À partir de ces analyses menées en interne, en utilisant des listes d’enjeux selon les sphères sociales, environnementales et sociétales, tels que par exemple les domaines d’action de l’ISO 26000, à partir également d’un benchmark des communications de ses confrères, l’entreprise enquête auprès de ses parties prenantes pour connaître leurs attentes, leurs priorités. Cette écoute et ce dialogue contribuent à réaliser l’Analyse de Matérialité des enjeux RSE de l’entreprise, à définir ses enjeux RSE prioritaires.

Deux livrables principaux sont issus de cette analyse :

  • la Matrice de Matérialité, représentation graphique qui permet selon l’axe d’importance pour l’entreprise et l’axe d’importance pour les Parties Prenantes de mettre en évidence les enjeux jugés importants par les 2 acteurs, mais aussi de s’interroger sur les appréciations différentes portées par l’entreprise et ses parties prenantes sur tel ou tel thème, et de savoir détecter les signaux « faibles » d’enjeux potentiellement forts dans le futur.
  • l’Ambition RSE de l’entreprise qui sera déclinée en axes d’engagements RSE formalisés par de courtes phases gravant dans le marbre les axes prioritaires de la politique RSE de l’entreprise.

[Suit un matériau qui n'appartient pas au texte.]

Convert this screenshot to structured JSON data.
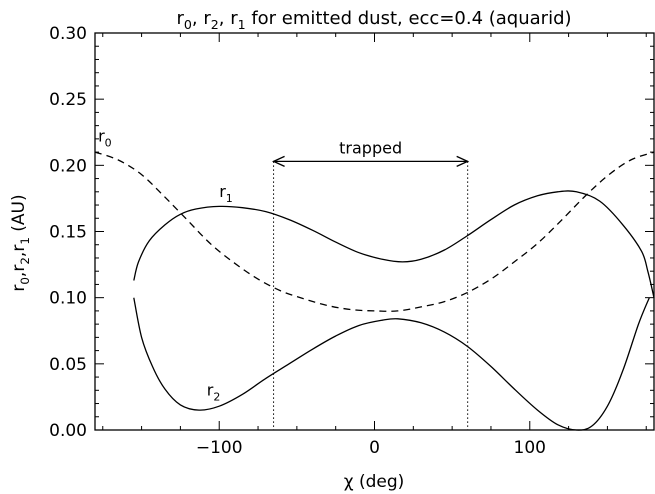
{
  "chart_data": {
    "type": "line",
    "title": {
      "parts": [
        {
          "t": "r"
        },
        {
          "t": "0",
          "sub": true
        },
        {
          "t": ", r"
        },
        {
          "t": "2",
          "sub": true
        },
        {
          "t": ", r"
        },
        {
          "t": "1",
          "sub": true
        },
        {
          "t": " for emitted dust, ecc=0.4 (aquarid)"
        }
      ]
    },
    "xlabel": "χ (deg)",
    "ylabel": {
      "parts": [
        {
          "t": "r"
        },
        {
          "t": "0",
          "sub": true
        },
        {
          "t": ",r"
        },
        {
          "t": "2",
          "sub": true
        },
        {
          "t": ",r"
        },
        {
          "t": "1",
          "sub": true
        },
        {
          "t": " (AU)"
        }
      ]
    },
    "xlim": [
      -180,
      180
    ],
    "ylim": [
      0,
      0.3
    ],
    "xticks": [
      -100,
      0,
      100
    ],
    "xtick_labels": [
      "−100",
      "0",
      "100"
    ],
    "yticks": [
      0,
      0.05,
      0.1,
      0.15,
      0.2,
      0.25,
      0.3
    ],
    "ytick_labels": [
      "0.00",
      "0.05",
      "0.10",
      "0.15",
      "0.20",
      "0.25",
      "0.30"
    ],
    "series": [
      {
        "label": {
          "base": "r",
          "sub": "0"
        },
        "style": "dashed",
        "points": [
          [
            -180,
            0.21
          ],
          [
            -165,
            0.204
          ],
          [
            -150,
            0.193
          ],
          [
            -135,
            0.176
          ],
          [
            -120,
            0.158
          ],
          [
            -105,
            0.14
          ],
          [
            -90,
            0.126
          ],
          [
            -75,
            0.114
          ],
          [
            -60,
            0.105
          ],
          [
            -45,
            0.099
          ],
          [
            -30,
            0.094
          ],
          [
            -15,
            0.091
          ],
          [
            0,
            0.09
          ],
          [
            15,
            0.09
          ],
          [
            30,
            0.093
          ],
          [
            45,
            0.097
          ],
          [
            60,
            0.104
          ],
          [
            75,
            0.114
          ],
          [
            90,
            0.127
          ],
          [
            105,
            0.141
          ],
          [
            120,
            0.158
          ],
          [
            135,
            0.176
          ],
          [
            150,
            0.192
          ],
          [
            165,
            0.204
          ],
          [
            180,
            0.21
          ]
        ]
      },
      {
        "label": {
          "base": "r",
          "sub": "1"
        },
        "style": "solid",
        "points": [
          [
            -155,
            0.113
          ],
          [
            -152,
            0.127
          ],
          [
            -145,
            0.143
          ],
          [
            -135,
            0.155
          ],
          [
            -125,
            0.163
          ],
          [
            -115,
            0.167
          ],
          [
            -100,
            0.169
          ],
          [
            -85,
            0.168
          ],
          [
            -70,
            0.165
          ],
          [
            -55,
            0.159
          ],
          [
            -40,
            0.151
          ],
          [
            -25,
            0.142
          ],
          [
            -10,
            0.134
          ],
          [
            5,
            0.129
          ],
          [
            18,
            0.127
          ],
          [
            30,
            0.129
          ],
          [
            45,
            0.136
          ],
          [
            60,
            0.147
          ],
          [
            75,
            0.159
          ],
          [
            90,
            0.17
          ],
          [
            105,
            0.177
          ],
          [
            118,
            0.18
          ],
          [
            130,
            0.18
          ],
          [
            145,
            0.173
          ],
          [
            160,
            0.155
          ],
          [
            172,
            0.135
          ],
          [
            176,
            0.12
          ],
          [
            180,
            0.1
          ]
        ]
      },
      {
        "label": {
          "base": "r",
          "sub": "2"
        },
        "style": "solid",
        "points": [
          [
            -155,
            0.1
          ],
          [
            -150,
            0.07
          ],
          [
            -143,
            0.048
          ],
          [
            -135,
            0.031
          ],
          [
            -125,
            0.019
          ],
          [
            -113,
            0.015
          ],
          [
            -100,
            0.018
          ],
          [
            -85,
            0.027
          ],
          [
            -70,
            0.039
          ],
          [
            -55,
            0.05
          ],
          [
            -40,
            0.061
          ],
          [
            -25,
            0.071
          ],
          [
            -10,
            0.079
          ],
          [
            5,
            0.083
          ],
          [
            15,
            0.084
          ],
          [
            30,
            0.081
          ],
          [
            45,
            0.074
          ],
          [
            60,
            0.063
          ],
          [
            75,
            0.048
          ],
          [
            90,
            0.031
          ],
          [
            105,
            0.015
          ],
          [
            118,
            0.004
          ],
          [
            130,
            0.0
          ],
          [
            140,
            0.003
          ],
          [
            150,
            0.018
          ],
          [
            160,
            0.045
          ],
          [
            170,
            0.08
          ],
          [
            177,
            0.1
          ]
        ]
      }
    ],
    "annotations": {
      "trapped_text": "trapped",
      "trapped_range": [
        -65,
        60
      ],
      "trapped_arrow_y": 0.203,
      "label_positions": {
        "r0": [
          -178,
          0.218
        ],
        "r1": [
          -100,
          0.176
        ],
        "r2": [
          -108,
          0.026
        ]
      }
    }
  }
}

Les axes de l’ambition RSE de l’entreprise recouvrent les enjeux RSE principaux (risques et opportunités) qui font l’objet de politiques, voire de plans de diligence, d’actions correspondantes, d’indicateurs de suivi de ces actions, et d’objectifs à moyen-long terme pour les indicateurs clés de performance (ou KPI en anglais).

L’entreprise est ainsi armée pour, non seulement préciser, mais aussi faire évoluer son modèle d’affaires (son business model) c’est à dire son utilisation des ressources, ses impacts, sa place dans la chaîne de valeur et bien sûr aussi son activité, sa stratégie en surfant sur les nouveaux enjeux et les attentes de ses parties prenantes.

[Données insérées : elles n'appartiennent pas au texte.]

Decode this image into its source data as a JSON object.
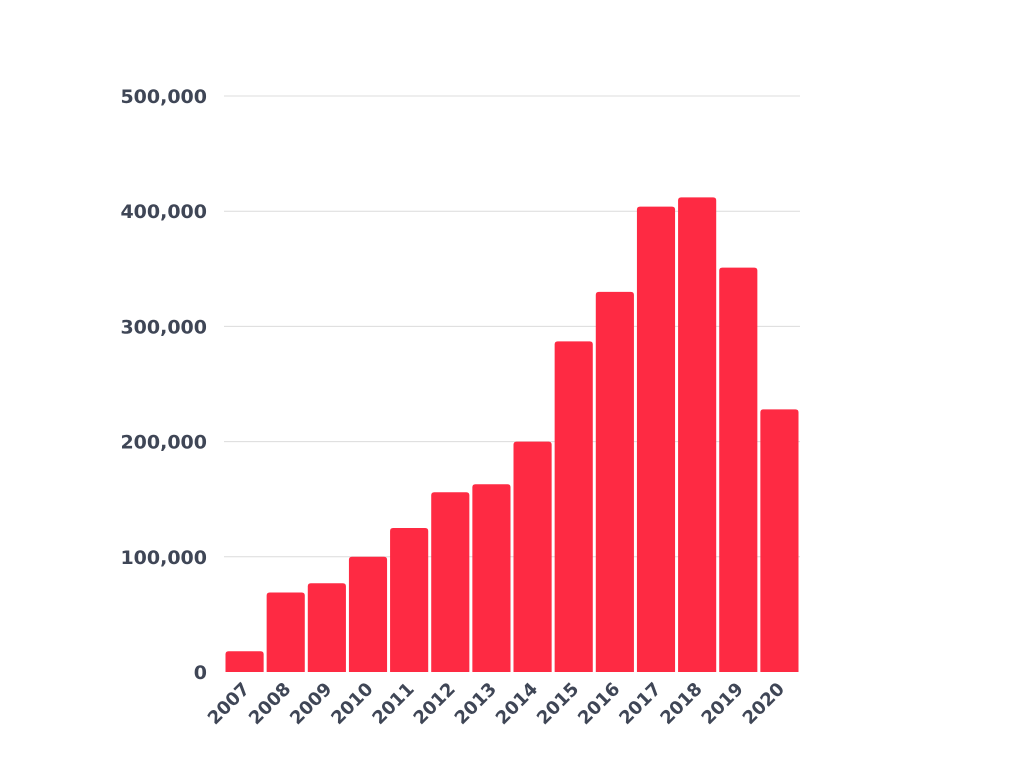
{
  "chart_data": {
    "type": "bar",
    "title": "",
    "xlabel": "",
    "ylabel": "",
    "categories": [
      "2007",
      "2008",
      "2009",
      "2010",
      "2011",
      "2012",
      "2013",
      "2014",
      "2015",
      "2016",
      "2017",
      "2018",
      "2019",
      "2020"
    ],
    "values": [
      18000,
      69000,
      77000,
      100000,
      125000,
      156000,
      163000,
      200000,
      287000,
      330000,
      404000,
      412000,
      351000,
      228000
    ],
    "ylim": [
      0,
      500000
    ],
    "yticks": [
      0,
      100000,
      200000,
      300000,
      400000,
      500000
    ],
    "ytick_labels": [
      "0",
      "100,000",
      "200,000",
      "300,000",
      "400,000",
      "500,000"
    ],
    "grid": true,
    "bar_color": "#fe2a43",
    "grid_color": "#dcdcdc",
    "text_color": "#3f4656"
  }
}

L’entreprise peut développer sa démarche RSE, la partager avec ses collaborateurs et ses parties prenantes, être en accord avec sa raison d’être, contribuer à la création de valeur partagée et accroître sa performance globale.

En effet, la définition par l’entreprise de son ambition RSE (en accord avec sa vision, sa raison d’être, ses valeurs, son écosystème, les attentes de ses parties prenantes, l’analyse de ses risques et opportunités), le déploiement de sa démarche RSE intégrée dans sa stratégie globale sur des fondations solides (respect des hard et soft laws, éthique, gouvernance responsable) contribuent à la création de valeur partagée et à l’accroissement de la performance globale de l’entreprise.

Pourquoi une Politique RSE ?

Pourquoi toute cette démarche ?

  • Pour la création de valeur à la fois pour l’entreprise et pour ses parties prenantes.
  • Pour le développement de nouvelles activités de nouveaux produits et services, pour être performant économiquement,
  • Pour attirer et garder les talents, développer la fierté de travailler dans l’entreprise, pour être performant socialement,
  • Pour limiter les impacts environnementaux et les risques associés pour l’entreprise, pour développer et proposer des solutions aux enjeux du développement durable, pour être performant environnementalement,
  • Pour répondre aux attentes de l’ensemble de ses parties prenantes, agir de manière responsable dans l’ensemble de ses activités yc dans sa supply chain, pour être performant sociétalement.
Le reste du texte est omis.